Подтаскивает к подоконнику. А там мои слоны — вот ведь, блин, совсем о них забыла! Составлены задницами, сверху пресс-папье. Смотри, говорит, Зина, что у меня есть! Тут я струхнула. Думаю, пиндец, опоздала я — свихнулся Жорик. А он настойчиво так — смотри, да смотри. И что-то мне про чудеса какие-то, миры и горы. Ну, думаю, нах пришла? А ну как он буйный? Прибьет меня щас за все хорошее… И бочком-бочком к двери — пусть лучше Машка сперва сюда сунется, а я потом отобью. Только он не отпустил. Вдруг обнял и пошел стихами сыпать. Что-то про чудесное мгновенье и Гену чистой красоты. Знает, стервец, чем меня брать. Слабость у меня на поэтические строчки. Аж ум отключается — так либидо подскакивает. В общем, сомлела я и молнию ему на штанах — вжик. А что дальше было — даже плохо помню, как в космос провалилась. Только шептала ему на ухо: читай, миленький! Читай дальше! И Жорик не подкачал, только под утро успокоился. Наголодался бедный — сразу видно.
Все-таки мой Жорик — мужик! И не скучно с ним — стихов много знает. А что шлепнутый — так это ничего. Брак оформим, сдам его лечиться.

 

— Какой этаж изволите?
— На выставку мы. — Пассажиры, с виду муж и жена — фермерская семья, уткнулись в буклет. — Двадцать первый век в сериалах и комиксах.
— Поздравляю, отличный выбор! Эта выставка с успехом прошла в Париже и Нью-Йорке. Интересуетесь фаст-фуд искусством?
— Да ну, нах, — буркнул М.
— Брат заставил, — пояснила Ж и покрутила пальцем у виска. — Он у меня с образованием.
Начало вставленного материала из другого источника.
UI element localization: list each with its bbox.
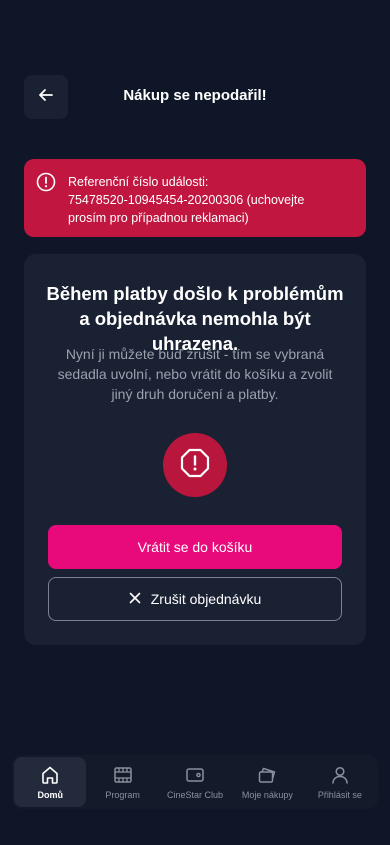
status-badge — [163, 433, 227, 497]
card-desc-line-3: jiný druh doručení a platby. — [111, 386, 279, 402]
return-to-cart-button[interactable]: Vrátit se do košíku — [48, 525, 342, 569]
page-title: Nákup se nepodařil! — [123, 87, 267, 104]
nav-label-cinestar-club: CineStar Club — [167, 789, 224, 800]
card-desc-line-1: Nyní ji můžete buď zrušit - tím se vybra… — [65, 346, 325, 362]
error-line-3: prosím pro případnou reklamaci) — [68, 211, 249, 225]
card-description: Nyní ji můžete buď zrušit - tím se vybra… — [42, 344, 348, 404]
error-line-1: Referenční číslo události: — [68, 175, 209, 189]
wallet-card-icon — [185, 765, 205, 785]
nav-item-my-purchases[interactable]: Moje nákupy — [231, 757, 303, 807]
purchase-failed-screen: Nákup se nepodařil! Referenční číslo udá… — [0, 0, 390, 845]
card-desc-line-2: sedadla uvolní, nebo vrátit do košíku a … — [57, 366, 333, 382]
close-icon — [129, 591, 141, 607]
alert-circle-icon — [36, 172, 56, 192]
nav-item-login[interactable]: Přihlásit se — [304, 757, 376, 807]
card-title-line-1: Během platby došlo k problémům — [46, 283, 344, 304]
nav-label-home: Domů — [37, 789, 63, 800]
user-icon — [330, 765, 350, 785]
payment-error-card: Během platby došlo k problémům a objedná… — [24, 254, 366, 645]
nav-label-login: Přihlásit se — [317, 789, 362, 800]
nav-item-home[interactable]: Domů — [14, 757, 87, 807]
nav-item-cinestar-club[interactable]: CineStar Club — [159, 757, 231, 807]
bottom-navigation: Domů Program CineStar Club Moje nákupy P… — [12, 755, 378, 809]
error-reference-text: Referenční číslo události: 75478520-1094… — [68, 173, 350, 227]
nav-label-program: Program — [105, 789, 140, 800]
alert-octagon-icon — [180, 448, 210, 483]
cancel-order-label: Zrušit objednávku — [150, 591, 262, 607]
tickets-icon — [257, 765, 277, 785]
cancel-order-button[interactable]: Zrušit objednávku — [48, 577, 342, 621]
error-banner: Referenční číslo události: 75478520-1094… — [24, 159, 366, 237]
film-icon — [113, 765, 133, 785]
nav-item-program[interactable]: Program — [86, 757, 158, 807]
header: Nákup se nepodařil! — [24, 75, 366, 119]
home-icon — [40, 765, 60, 785]
nav-label-my-purchases: Moje nákupy — [241, 789, 293, 800]
error-line-2: 75478520-10945454-20200306 (uchovejte — [68, 193, 305, 207]
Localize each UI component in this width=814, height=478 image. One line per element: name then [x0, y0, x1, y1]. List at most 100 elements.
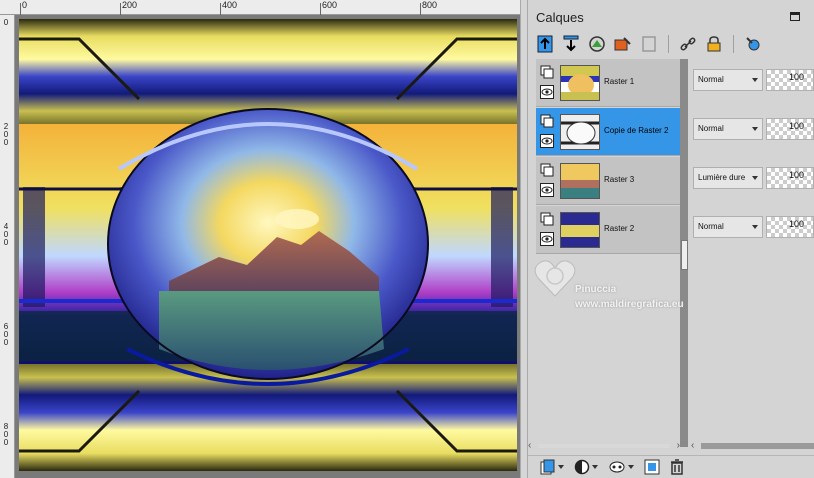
chevron-down-icon [592, 465, 598, 469]
scroll-right-icon[interactable]: › [677, 440, 680, 452]
layer-row[interactable]: Raster 2 [536, 206, 682, 254]
layer-row-selected[interactable]: Copie de Raster 2 [536, 108, 682, 156]
ruler-label: 6 0 0 [3, 322, 9, 347]
blend-mode-value: Normal [698, 222, 724, 231]
opacity-field[interactable]: 100 [766, 118, 814, 140]
watermark-url: www.maldiregrafica.eu [575, 299, 684, 310]
artwork-image[interactable] [19, 19, 517, 471]
chevron-down-icon [558, 465, 564, 469]
visibility-eye-icon[interactable] [540, 134, 554, 148]
new-mask-layer-icon[interactable] [586, 33, 608, 55]
opacity-field[interactable]: 100 [766, 216, 814, 238]
panel-title: Calques [536, 10, 584, 25]
scroll-thumb[interactable] [701, 443, 814, 449]
pane-splitter[interactable] [520, 0, 528, 478]
edit-selection-icon[interactable] [742, 33, 764, 55]
ruler-label: 0 [3, 18, 9, 27]
visibility-eye-icon[interactable] [540, 232, 554, 246]
new-layer-icon [540, 459, 555, 475]
mask-dropdown[interactable] [608, 458, 634, 476]
layer-props-row: Normal 100 [691, 206, 814, 254]
group-icon [644, 459, 660, 475]
scroll-left-icon[interactable]: ‹ [528, 440, 531, 452]
visibility-eye-icon[interactable] [540, 85, 554, 99]
layers-bottom-bar [528, 455, 814, 478]
layer-type-icon[interactable] [540, 65, 554, 79]
layer-row[interactable]: Raster 1 [536, 59, 682, 107]
promote-layer-icon[interactable] [638, 33, 660, 55]
blend-mode-value: Normal [698, 124, 724, 133]
ruler-label: 4 0 0 [3, 222, 9, 247]
toolbar-separator [668, 35, 669, 53]
ruler-major-tick [220, 3, 221, 15]
scroll-track[interactable] [538, 444, 670, 448]
lock-icon[interactable] [703, 33, 725, 55]
layer-name: Copie de Raster 2 [604, 126, 669, 135]
blend-mode-value: Lumière dure [698, 173, 746, 182]
delete-layer-button[interactable] [670, 458, 684, 476]
layer-name: Raster 3 [604, 175, 635, 184]
layer-props-row: Normal 100 [691, 59, 814, 107]
layer-name: Raster 2 [604, 224, 635, 233]
ruler-major-tick [120, 3, 121, 15]
horizontal-ruler: 0 200 400 600 800 [0, 0, 520, 15]
new-layer-dropdown[interactable] [540, 458, 564, 476]
opacity-value: 100 [789, 170, 805, 180]
ruler-label: 0 [22, 0, 28, 10]
layer-thumbnail [560, 114, 600, 150]
vertical-ruler: 0 2 0 0 4 0 0 6 0 0 8 0 0 [0, 15, 15, 478]
ruler-label: 8 0 0 [3, 422, 9, 447]
blend-mode-dropdown[interactable]: Normal [693, 69, 763, 91]
app-window: 0 200 400 600 800 0 2 0 0 4 0 0 6 0 0 8 … [0, 0, 814, 478]
blend-mode-dropdown[interactable]: Normal [693, 216, 763, 238]
visibility-eye-icon[interactable] [540, 183, 554, 197]
contrast-icon [574, 459, 590, 475]
props-horizontal-scrollbar[interactable]: ‹ [691, 440, 814, 452]
trash-icon [671, 459, 683, 475]
layer-thumbnail [560, 212, 600, 248]
layer-type-icon[interactable] [540, 114, 554, 128]
chevron-down-icon [628, 465, 634, 469]
new-vector-layer-icon[interactable] [560, 33, 582, 55]
panel-menu-icon[interactable] [790, 12, 800, 21]
ruler-label: 800 [422, 0, 438, 10]
watermark: Pinuccia www.maldiregrafica.eu [531, 250, 711, 320]
layers-horizontal-scrollbar[interactable]: ‹ › [528, 440, 680, 452]
adjustment-dropdown[interactable] [574, 458, 598, 476]
blend-mode-value: Normal [698, 75, 724, 84]
opacity-field[interactable]: 100 [766, 69, 814, 91]
toolbar-separator [733, 35, 734, 53]
link-icon[interactable] [677, 33, 699, 55]
opacity-value: 100 [789, 121, 805, 131]
chevron-down-icon [752, 78, 758, 82]
new-adjustment-layer-icon[interactable] [612, 33, 634, 55]
image-canvas[interactable] [15, 15, 520, 478]
layer-type-icon[interactable] [540, 163, 554, 177]
blend-mode-dropdown[interactable]: Lumière dure [693, 167, 763, 189]
ruler-major-tick [420, 3, 421, 15]
ruler-major-tick [20, 3, 21, 15]
new-raster-layer-icon[interactable] [534, 33, 556, 55]
ruler-label: 600 [322, 0, 338, 10]
chevron-down-icon [752, 176, 758, 180]
group-layers-button[interactable] [644, 458, 660, 476]
heart-logo-icon [534, 260, 576, 297]
layer-type-icon[interactable] [540, 212, 554, 226]
chevron-down-icon [752, 225, 758, 229]
ruler-label: 200 [122, 0, 138, 10]
ruler-label: 2 0 0 [3, 122, 9, 147]
blend-mode-dropdown[interactable]: Normal [693, 118, 763, 140]
layer-props-row: Normal 100 [691, 108, 814, 156]
ruler-major-tick [320, 3, 321, 15]
layer-name: Raster 1 [604, 77, 635, 86]
scroll-left-icon[interactable]: ‹ [691, 440, 694, 452]
layers-toolbar [534, 32, 764, 56]
opacity-field[interactable]: 100 [766, 167, 814, 189]
opacity-value: 100 [789, 219, 805, 229]
layer-thumbnail [560, 163, 600, 199]
watermark-name: Pinuccia [575, 284, 617, 295]
layers-panel: Calques Raster 1 Copie de Raster 2 Raste… [528, 0, 814, 478]
layer-row[interactable]: Raster 3 [536, 157, 682, 205]
opacity-value: 100 [789, 72, 805, 82]
layer-props-row: Lumière dure 100 [691, 157, 814, 205]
— Э… Ну, в таком случае, пока наш лифт поднимается на пентхаус, позвольте дать вам краткую справку. С тех пор как появилось искусство, прошло немало времени. Но во все времена к нему существовало два подхода…
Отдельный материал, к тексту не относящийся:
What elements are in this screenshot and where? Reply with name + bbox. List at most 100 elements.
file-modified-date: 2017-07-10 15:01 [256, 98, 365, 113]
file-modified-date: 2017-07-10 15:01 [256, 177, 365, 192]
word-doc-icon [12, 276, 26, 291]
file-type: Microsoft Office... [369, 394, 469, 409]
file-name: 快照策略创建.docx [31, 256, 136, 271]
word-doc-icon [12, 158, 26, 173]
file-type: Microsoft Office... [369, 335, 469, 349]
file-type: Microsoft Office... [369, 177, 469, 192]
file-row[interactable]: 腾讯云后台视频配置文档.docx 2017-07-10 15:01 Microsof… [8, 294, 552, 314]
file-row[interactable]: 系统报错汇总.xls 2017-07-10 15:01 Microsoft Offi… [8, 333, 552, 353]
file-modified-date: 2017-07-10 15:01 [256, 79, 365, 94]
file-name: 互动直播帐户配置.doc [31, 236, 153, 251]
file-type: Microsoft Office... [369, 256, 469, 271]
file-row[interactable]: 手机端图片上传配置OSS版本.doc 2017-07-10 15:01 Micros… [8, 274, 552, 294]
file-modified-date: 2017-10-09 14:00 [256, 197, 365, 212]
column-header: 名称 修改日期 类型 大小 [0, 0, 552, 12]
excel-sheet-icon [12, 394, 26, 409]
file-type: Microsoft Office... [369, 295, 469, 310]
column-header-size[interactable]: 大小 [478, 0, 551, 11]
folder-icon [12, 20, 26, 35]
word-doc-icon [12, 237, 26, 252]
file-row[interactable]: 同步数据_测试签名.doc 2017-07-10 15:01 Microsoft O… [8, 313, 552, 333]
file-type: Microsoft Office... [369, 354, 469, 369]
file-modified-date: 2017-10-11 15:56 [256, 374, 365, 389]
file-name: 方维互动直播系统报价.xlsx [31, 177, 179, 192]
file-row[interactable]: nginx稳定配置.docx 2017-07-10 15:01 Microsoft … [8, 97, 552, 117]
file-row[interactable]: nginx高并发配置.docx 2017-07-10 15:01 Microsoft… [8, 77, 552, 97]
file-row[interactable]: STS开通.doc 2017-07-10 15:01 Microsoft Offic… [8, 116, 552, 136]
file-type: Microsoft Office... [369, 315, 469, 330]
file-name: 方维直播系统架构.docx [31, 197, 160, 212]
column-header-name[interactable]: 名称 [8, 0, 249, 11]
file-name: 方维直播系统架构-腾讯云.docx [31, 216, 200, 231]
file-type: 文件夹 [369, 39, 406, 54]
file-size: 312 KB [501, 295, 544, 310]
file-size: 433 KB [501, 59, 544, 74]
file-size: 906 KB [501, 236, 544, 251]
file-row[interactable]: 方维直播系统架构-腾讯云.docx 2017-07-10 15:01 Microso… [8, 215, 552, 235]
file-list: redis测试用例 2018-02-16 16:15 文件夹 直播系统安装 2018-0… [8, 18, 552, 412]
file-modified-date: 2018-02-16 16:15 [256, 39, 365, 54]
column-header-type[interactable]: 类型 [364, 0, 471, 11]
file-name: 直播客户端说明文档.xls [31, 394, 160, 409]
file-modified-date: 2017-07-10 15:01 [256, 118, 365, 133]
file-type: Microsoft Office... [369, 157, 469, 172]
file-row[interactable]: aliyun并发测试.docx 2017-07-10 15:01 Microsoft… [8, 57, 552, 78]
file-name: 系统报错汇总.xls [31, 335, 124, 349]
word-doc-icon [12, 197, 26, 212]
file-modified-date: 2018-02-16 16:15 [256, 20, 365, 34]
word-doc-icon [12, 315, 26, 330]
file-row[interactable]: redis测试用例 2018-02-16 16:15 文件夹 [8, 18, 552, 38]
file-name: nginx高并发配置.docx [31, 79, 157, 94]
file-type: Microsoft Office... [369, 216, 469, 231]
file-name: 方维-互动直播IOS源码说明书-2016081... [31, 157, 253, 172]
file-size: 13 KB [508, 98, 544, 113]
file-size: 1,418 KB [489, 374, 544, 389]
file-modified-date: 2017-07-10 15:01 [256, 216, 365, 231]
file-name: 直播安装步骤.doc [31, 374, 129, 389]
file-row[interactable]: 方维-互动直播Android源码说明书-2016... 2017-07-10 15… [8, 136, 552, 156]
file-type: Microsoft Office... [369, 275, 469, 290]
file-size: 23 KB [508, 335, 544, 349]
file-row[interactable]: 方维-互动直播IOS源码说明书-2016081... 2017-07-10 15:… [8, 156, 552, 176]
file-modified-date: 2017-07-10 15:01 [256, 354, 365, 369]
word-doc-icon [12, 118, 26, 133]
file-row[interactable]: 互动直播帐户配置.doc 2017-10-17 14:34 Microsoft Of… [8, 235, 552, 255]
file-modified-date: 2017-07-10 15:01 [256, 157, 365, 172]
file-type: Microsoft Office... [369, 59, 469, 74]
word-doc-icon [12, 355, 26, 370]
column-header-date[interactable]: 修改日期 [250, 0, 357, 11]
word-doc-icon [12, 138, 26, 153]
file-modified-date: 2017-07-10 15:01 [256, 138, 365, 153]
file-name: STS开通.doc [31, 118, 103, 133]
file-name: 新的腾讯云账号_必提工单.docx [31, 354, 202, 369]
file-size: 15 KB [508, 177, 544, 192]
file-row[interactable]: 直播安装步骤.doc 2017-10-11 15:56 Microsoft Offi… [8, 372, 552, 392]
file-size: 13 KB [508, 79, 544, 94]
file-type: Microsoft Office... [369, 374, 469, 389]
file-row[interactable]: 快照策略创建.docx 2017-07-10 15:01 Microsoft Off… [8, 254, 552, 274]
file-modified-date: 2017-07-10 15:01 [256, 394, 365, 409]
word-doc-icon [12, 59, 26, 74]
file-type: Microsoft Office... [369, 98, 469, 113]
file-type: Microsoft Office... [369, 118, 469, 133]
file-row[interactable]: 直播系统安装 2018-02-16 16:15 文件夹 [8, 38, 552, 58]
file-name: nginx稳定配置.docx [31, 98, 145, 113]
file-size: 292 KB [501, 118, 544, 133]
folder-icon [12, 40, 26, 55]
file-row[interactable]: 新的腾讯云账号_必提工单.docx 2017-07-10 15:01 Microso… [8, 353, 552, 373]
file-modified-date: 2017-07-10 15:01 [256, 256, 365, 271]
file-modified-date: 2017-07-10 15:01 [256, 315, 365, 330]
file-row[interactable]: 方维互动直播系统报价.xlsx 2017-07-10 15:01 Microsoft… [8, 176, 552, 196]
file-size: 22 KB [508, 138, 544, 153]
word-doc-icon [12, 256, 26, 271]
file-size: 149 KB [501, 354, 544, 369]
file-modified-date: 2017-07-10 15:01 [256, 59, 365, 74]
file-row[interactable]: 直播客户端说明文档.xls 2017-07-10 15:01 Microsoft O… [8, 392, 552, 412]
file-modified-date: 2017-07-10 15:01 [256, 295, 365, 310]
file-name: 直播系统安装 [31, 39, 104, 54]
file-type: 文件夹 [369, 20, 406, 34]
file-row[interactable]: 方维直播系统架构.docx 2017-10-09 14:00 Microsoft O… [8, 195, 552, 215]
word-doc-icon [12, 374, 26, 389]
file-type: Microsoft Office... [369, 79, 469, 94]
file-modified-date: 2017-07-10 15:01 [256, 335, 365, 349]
— Во чешет! — восхищенно присвистнул мужик.
— Тс-с-с, не мешай слушать!
— …его то ставили на пользу человечеству, то, наоборот, провозглашали чистым искусством, которое никому ничего не должно.
— Ты, мужик, попроще выражайся — не понятно.
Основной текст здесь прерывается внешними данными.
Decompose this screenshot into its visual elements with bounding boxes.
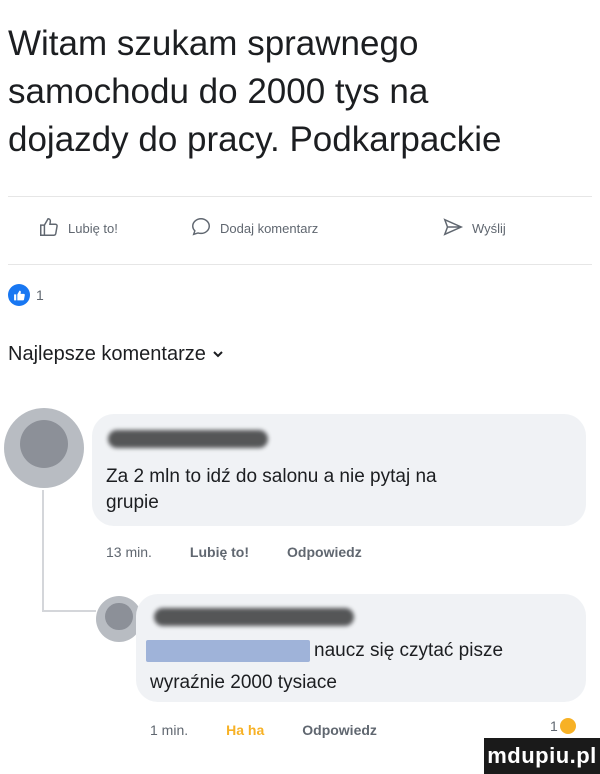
send-icon: [442, 216, 464, 241]
comment-reaction-button[interactable]: Ha ha: [226, 722, 264, 738]
comment-text-line: Za 2 mln to idź do salonu a nie pytaj na: [106, 466, 437, 487]
comment-bubble: Za 2 mln to idź do salonu a nie pytaj na…: [92, 414, 586, 526]
post-text-line: dojazdy do pracy. Podkarpackie: [8, 120, 502, 159]
comment-text-line: naucz się czytać pisze: [314, 640, 504, 661]
post-text: Witam szukam sprawnego samochodu do 2000…: [8, 20, 588, 164]
comments-sort-label: Najlepsze komentarze: [8, 343, 206, 365]
comment-button-label: Dodaj komentarz: [220, 220, 319, 236]
avatar[interactable]: [4, 408, 84, 488]
reaction-summary[interactable]: 1: [8, 284, 44, 306]
comment-text-line: wyraźnie 2000 tysiace: [150, 672, 337, 693]
like-button[interactable]: Lubię to!: [38, 212, 118, 244]
comment-button[interactable]: Dodaj komentarz: [190, 212, 318, 244]
thumbs-up-icon: [38, 216, 60, 241]
comment-time: 1 min.: [150, 722, 189, 738]
comment-text: Za 2 mln to idź do salonu a nie pytaj na…: [106, 464, 437, 516]
comment-icon: [190, 216, 212, 241]
post-text-line: samochodu do 2000 tys na: [8, 72, 429, 111]
like-button-label: Lubię to!: [68, 220, 118, 236]
comment-time: 13 min.: [106, 544, 152, 560]
divider: [8, 264, 592, 265]
reaction-count: 1: [550, 718, 558, 734]
thread-line: [42, 490, 44, 612]
comment-text-line: grupie: [106, 492, 159, 513]
comments-sort-dropdown[interactable]: Najlepsze komentarze: [8, 343, 224, 366]
reaction-count: 1: [36, 287, 44, 303]
divider: [8, 196, 592, 197]
comment-reply-button[interactable]: Odpowiedz: [287, 544, 362, 560]
comment-like-button[interactable]: Lubię to!: [190, 544, 249, 560]
chevron-down-icon: [212, 343, 224, 366]
comment-meta: 13 min. Lubię to! Odpowiedz: [106, 544, 362, 560]
watermark: mdupiu.pl: [484, 738, 600, 774]
haha-emoji-icon: [559, 718, 576, 734]
mention-redacted: [146, 640, 310, 662]
comment-bubble: naucz się czytać pisze wyraźnie 2000 tys…: [136, 594, 586, 702]
comment-meta: 1 min. Ha ha Odpowiedz: [150, 722, 377, 738]
comment-author-blurred[interactable]: [108, 430, 268, 448]
post-text-line: Witam szukam sprawnego: [8, 24, 419, 63]
avatar-face: [105, 602, 133, 631]
share-button-label: Wyślij: [472, 220, 506, 236]
thread-line: [42, 610, 96, 612]
comment-reply-button[interactable]: Odpowiedz: [302, 722, 377, 738]
avatar-face: [20, 420, 68, 468]
comment-reaction-count[interactable]: 1: [550, 718, 576, 734]
like-reaction-icon: [8, 284, 30, 306]
post-action-bar: Lubię to! Dodaj komentarz Wyślij: [0, 212, 600, 244]
comment-author-blurred[interactable]: [154, 608, 354, 626]
share-button[interactable]: Wyślij: [442, 212, 506, 244]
— С удовольствием. К примеру, песни. «Союз нерушимый республик свободных» — песня-гимн, создана, чтобы восхвалять государство и воспитывать в гражданах национальную гордость. Или скажем, «Прогуляюсь по ночному садику» — просто песенка о любви, для поднятия настроения.
— Я еще знаю «Затащу тебя в сторонку и порву тебе корсет», — оживился М.
— Типичный пример городского шансона, — похвалил я его. — Так вот. И только в двадцать первом веке ситуация безвозвратно изменилась — искусство заняло нишу энтертаймет.
— Чё за хрень?
— Тс… Слушай и все поймешь!
— Благодарю вас! Проще говоря, стало чистым развлечением. В двадцать первом веке никто не заморачивался созданием шедевров и никто не старался «глаголом жечь сердца людей». Главным было слепить бестселлер и срубить бабла. Это могла быть песня или положенный на простую музыку стиш, книга со светскими сплетнями или сериал. Романы, фильмы и гении возникали, как пузыри на воде, и также быстро забывались обществом. Художественная ценность могла быть равна нулю. Главная задача искусства двадцать первого века — чтобы пипл хавал. У фаст-фуд искусства было и остается только одно требование — оно должно быть понятным, как журнальная статья.
— Не все статьи понятны! — возмутилась Ж. — Взять хотя бы «Рукодельницу». Там такие схемы — с ума свихнешься!
— Согласен с вами. Объясню проще: фаст-фуд искусство не должно грузить мозг человеку. Оно, как гамбургер из «Макдоналдса» — проглотил и вышло, не оставив в организме полезных веществ. Ваш пентхаус, прошу вас!
М и Ж заторопились к выходу. Уходя, пылко пожали мне руки.
— Спасибо, мужик!
— Обязательно скажу брату, какие у него прекрасные кадры!
Только тут я понял, что брат «с образованием» — сам Степан Эдуардович, наш директор.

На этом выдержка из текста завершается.